(Seguin) -- The Guadalupe County Commissioners Court is teaming up with Communities in School South Central Texas (CIS) to help spread the word about the need for more people to mentor children across Guadalupe County. CIS works with schools throughout the Seguin, New Braunfels, Luling, Marion and Schertz/Cibolo areas.
CIS Mentoring Coordinator Sonya Chapa made a brief presentation to the commissioners court on Tuesday. Chapa says she's using the new year as a way to reach out to more adults in an attempt to get them to mentor a child.
"January is our month to really push and promote the recruitment of mentors. We are in Guadalupe County. So we serve New Braunfels ISD, Comal ISD, Seguin, Marion and some of the schools in (the) Schertz/Cibolo/Universal City (ISD). So we are a big part of Guadalupe County and we'd really like your support in helping promote and share the opportunity to mentor a student," said Chapa.
Chapa says CIS has made it easy for people to volunteer. She says it's a rewarding opportunity for both the mentor and the student.
"It's really simple. We ask for a minimum of 30 minutes per week to work with a child. It would be the same child. So you build that relationship and that rapport. You really get to make a difference in a child's life," said Chapa.
The court was very supportive the CIS and all of the services that it offers. Commissioners Judy Cope and Jim Wolverton say they've seen firsthand the good things that come from Communites in Schools. Guadalupe County Judge Kyle Kutscher says that they want to do all that they can to encourage people to volunteer as mentors.

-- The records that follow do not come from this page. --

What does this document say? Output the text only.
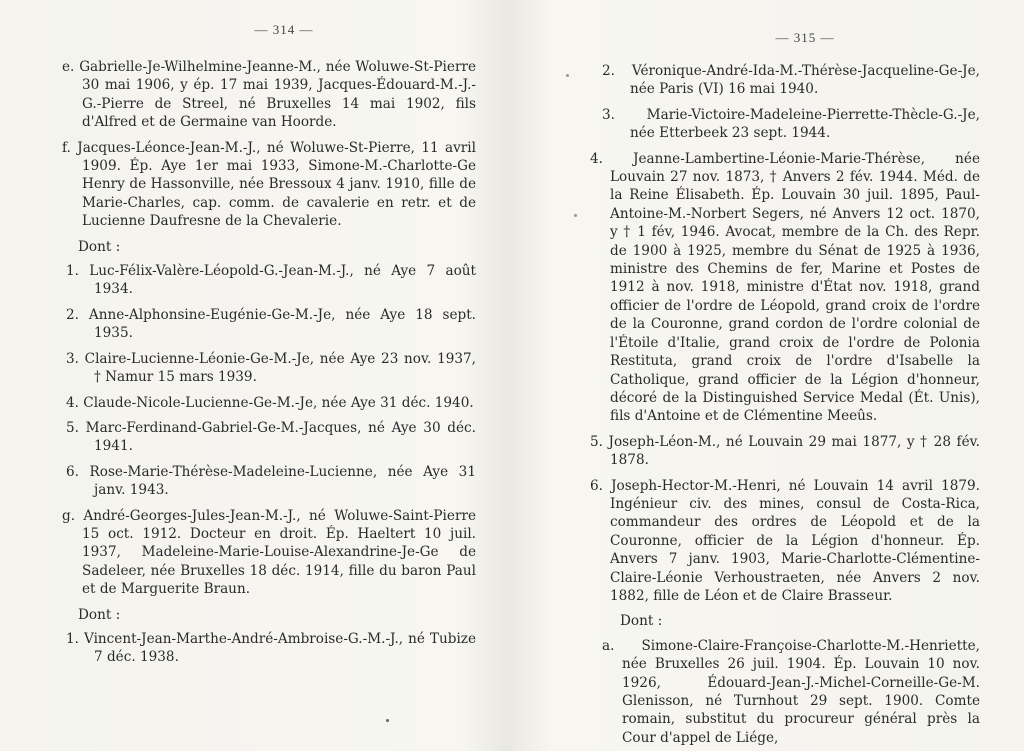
— 314 —

e. Gabrielle-Je-Wilhelmine-Jeanne-M., née Woluwe-St-Pierre 30 mai 1906, y ép. 17 mai 1939, Jacques-Édouard-M.-J.-G.-Pierre de Streel, né Bruxelles 14 mai 1902, fils d'Alfred et de Germaine van Hoorde.

f. Jacques-Léonce-Jean-M.-J., né Woluwe-St-Pierre, 11 avril 1909. Ép. Aye 1er mai 1933, Simone-M.-Charlotte-Ge Henry de Hassonville, née Bressoux 4 janv. 1910, fille de Marie-Charles, cap. comm. de cavalerie en retr. et de Lucienne Daufresne de la Chevalerie.

Dont :

1. Luc-Félix-Valère-Léopold-G.-Jean-M.-J., né Aye 7 août 1934.

2. Anne-Alphonsine-Eugénie-Ge-M.-Je, née Aye 18 sept. 1935.

3. Claire-Lucienne-Léonie-Ge-M.-Je, née Aye 23 nov. 1937, † Namur 15 mars 1939.

4. Claude-Nicole-Lucienne-Ge-M.-Je, née Aye 31 déc. 1940.

5. Marc-Ferdinand-Gabriel-Ge-M.-Jacques, né Aye 30 déc. 1941.

6. Rose-Marie-Thérèse-Madeleine-Lucienne, née Aye 31 janv. 1943.

g. André-Georges-Jules-Jean-M.-J., né Woluwe-Saint-Pierre 15 oct. 1912. Docteur en droit. Ép. Haeltert 10 juil. 1937, Madeleine-Marie-Louise-Alexandrine-Je-Ge de Sadeleer, née Bruxelles 18 déc. 1914, fille du baron Paul et de Marguerite Braun.

Dont :

1. Vincent-Jean-Marthe-André-Ambroise-G.-M.-J., né Tubize 7 déc. 1938.

— 315 —

2. Véronique-André-Ida-M.-Thérèse-Jacqueline-Ge-Je, née Paris (VI) 16 mai 1940.

3. Marie-Victoire-Madeleine-Pierrette-Thècle-G.-Je, née Etterbeek 23 sept. 1944.

4. Jeanne-Lambertine-Léonie-Marie-Thérèse, née Louvain 27 nov. 1873, † Anvers 2 fév. 1944. Méd. de la Reine Élisabeth. Ép. Louvain 30 juil. 1895, Paul-Antoine-M.-Norbert Segers, né Anvers 12 oct. 1870, y † 1 fév, 1946. Avocat, membre de la Ch. des Repr. de 1900 à 1925, membre du Sénat de 1925 à 1936, ministre des Chemins de fer, Marine et Postes de 1912 à nov. 1918, ministre d'État nov. 1918, grand officier de l'ordre de Léopold, grand croix de l'ordre de la Couronne, grand cordon de l'ordre colonial de l'Étoile d'Italie, grand croix de l'ordre de Polonia Restituta, grand croix de l'ordre d'Isabelle la Catholique, grand officier de la Légion d'honneur, décoré de la Distinguished Service Medal (Ét. Unis), fils d'Antoine et de Clémentine Meeûs.

5. Joseph-Léon-M., né Louvain 29 mai 1877, y † 28 fév. 1878.

6. Joseph-Hector-M.-Henri, né Louvain 14 avril 1879. Ingénieur civ. des mines, consul de Costa-Rica, commandeur des ordres de Léopold et de la Couronne, officier de la Légion d'honneur. Ép. Anvers 7 janv. 1903, Marie-Charlotte-Clémentine-Claire-Léonie Verhoustraeten, née Anvers 2 nov. 1882, fille de Léon et de Claire Brasseur.

Dont :

a. Simone-Claire-Françoise-Charlotte-M.-Henriette, née Bruxelles 26 juil. 1904. Ép. Louvain 10 nov. 1926, Édouard-Jean-J.-Michel-Corneille-Ge-M. Glenisson, né Turnhout 29 sept. 1900. Comte romain, substitut du procureur général près la Cour d'appel de Liége,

"I think each one of us in this room, even those out in the audience, can look back in their life and think of at least one or two people that were role models to them. (People) that they looked up to, that helped shaped who they are today. So it definitely is vital in a young person's life to have a mentor, a role model, someone that they can model their decisions and personality and character and morals after. So it definitely is important. We thank you for all your hard work. If there's ever anything else we can do besides just doing this proclomation, which is important -- if we can help get the word out even more in other ways, please let us know. We'll be happy to do so," said Kustcher.
The idea that mentoring is good for kids is nothing new, but Chapa shared some recent data that shows just how much it can have a positive impact on a child's life.
"52 percent are less likely to skip a day of school. 48 percent are less likely to use drugs...(and) 81 percent are more likely to participate in a positive activity -- sports, scouts, community involvement, Leo club, (and) things like that. That 30 minutes a week does give that return back to society, which is pretty significant," said Chapa.
Chapa says the mentoring program works. She shared with the court the story of a young man, who's now an adult. The program helped him, and now he is giving back it as well.
"One of the young men, he was in a gang, had to relocate. He's with a different group of people, different support system, different families, but he has changed his life, because of the work that CIS and his mentor has been working with him. Now, he's a paramedic and continuing his education; and (he) mentors a younger student who is just starting off in paradmedic school, down that path. So that's our whole goal is to turn around and give back," said Chapa.
Judge Kutscher asked Chapa about just how great the need was for mentors across the area serviced by CIS. Chapa says they have hundreds of kids who need a mentor, but they only have a fraction of the adults that they need to service and grow the program.
"In Guadalupe, Comal, Caldwell counties, I'm right now at 534 mentors. We intensively direct serve -- that means once a week, our social workers and counselors visit with over 4,000 kids. So that shows you the gap. I would love to say I have 3,000 mentors to work with those students. We are growing. When I started the program four years ago, I started with 72," said Chapa.
Chapa says there are lots of good people out their who could volunteer as a mentor in Guadalupe County. She says there are no special skills required. You just need the time and desire to help kids here in the community.
"The word mentor is very heavy for some people. It kind of scares them, but (it's) 30 minutes a week to just chat. (It's) a friendship with a purpose. That's really all it is. 'What's your goal?' You'll find out when you meet your student. We want to know how we can best match those. But once you meet your student, we'll give you that low down -- if you will -- on the student and what that focus needs to be," said Chapa.